On one of the group dates this season, the girls and Nick performed onstage with the Backstreet Boys.
This group of old, used to be popstars with questionable facial hair are clearly desperate because they agreed to be part of this show. During the performance, Corinne resembled a T-rex trying to dry acrylic nails.
Another standout date was when Nick took Vanessa on a zero gravity plane ride. After frolicking in space and somehow successfully making out while floating, Vanessa became nauseous and ended up vomiting.
Nick comforted Vanessa and continued to kiss her after, exemplifying his obsession with kissing. Some viewers may have found this sweet, but I found it to be disturbing and unsanitary.
I like the person Nick is with Vanessa, and I think she brings the best out of him. At the same time, I feel like Vanessa feels she’s superior to Nick.

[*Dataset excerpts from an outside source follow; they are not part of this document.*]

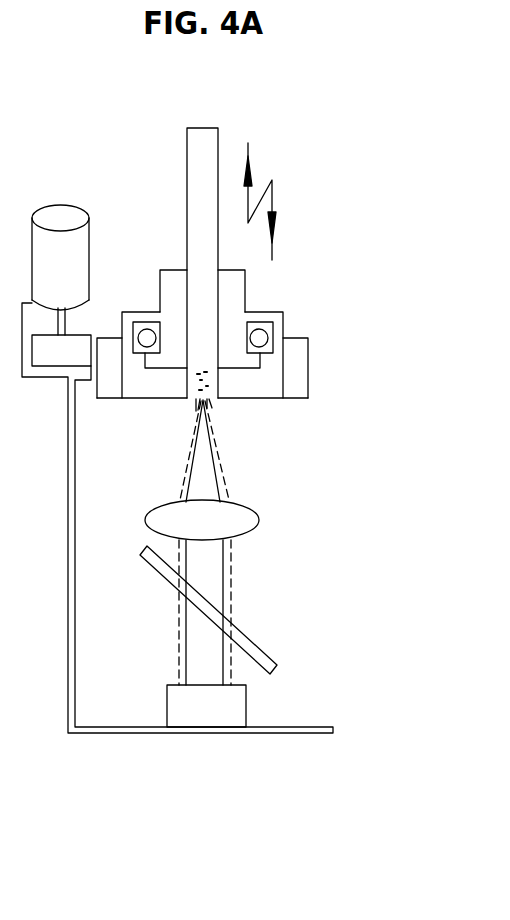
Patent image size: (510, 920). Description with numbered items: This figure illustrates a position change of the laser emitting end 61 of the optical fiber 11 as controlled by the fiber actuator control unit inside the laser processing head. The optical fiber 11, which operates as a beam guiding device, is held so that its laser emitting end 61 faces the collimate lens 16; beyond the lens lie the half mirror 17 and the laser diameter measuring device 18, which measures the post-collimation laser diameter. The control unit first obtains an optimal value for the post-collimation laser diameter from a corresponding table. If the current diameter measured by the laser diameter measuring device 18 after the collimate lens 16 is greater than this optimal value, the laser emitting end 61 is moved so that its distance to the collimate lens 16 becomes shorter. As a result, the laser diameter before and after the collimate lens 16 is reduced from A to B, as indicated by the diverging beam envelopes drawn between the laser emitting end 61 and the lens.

The optical fiber 11 is at (185, 158).
The laser emitting end 61 is at (217, 408).
The laser diameter before position change A is at (182, 467).
The laser diameter after position change B is at (217, 467).
The collimate lens 16 is at (253, 532).
The half mirror 17 is at (153, 567).
The laser diameter measuring device 18 is at (212, 720).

The other front runner, Rachel, is intelligent, fun, and smooth on her date with Nick in New Orleans. I was extremely shocked when he decided to send her home.
An announcement on Feb. 13 designated her as the next Bachelorette. She makes Bachelor history as the first African American
Raven, the fashion boutique owner, came out of nowhere and stole Nick’s heart. Smitten with her in just one day, I think she’s here to stay.
I predict that Vanessa will end up engaged to Nick, Raven will come in second place, and Corinne will trail in third.
We shall see what the rest of the spicy season will bring, and we will see if Nick gets too stuck in his head to continue his own journey to find love.
At this point, I’m not sure if he will end up proposing at all, except to me.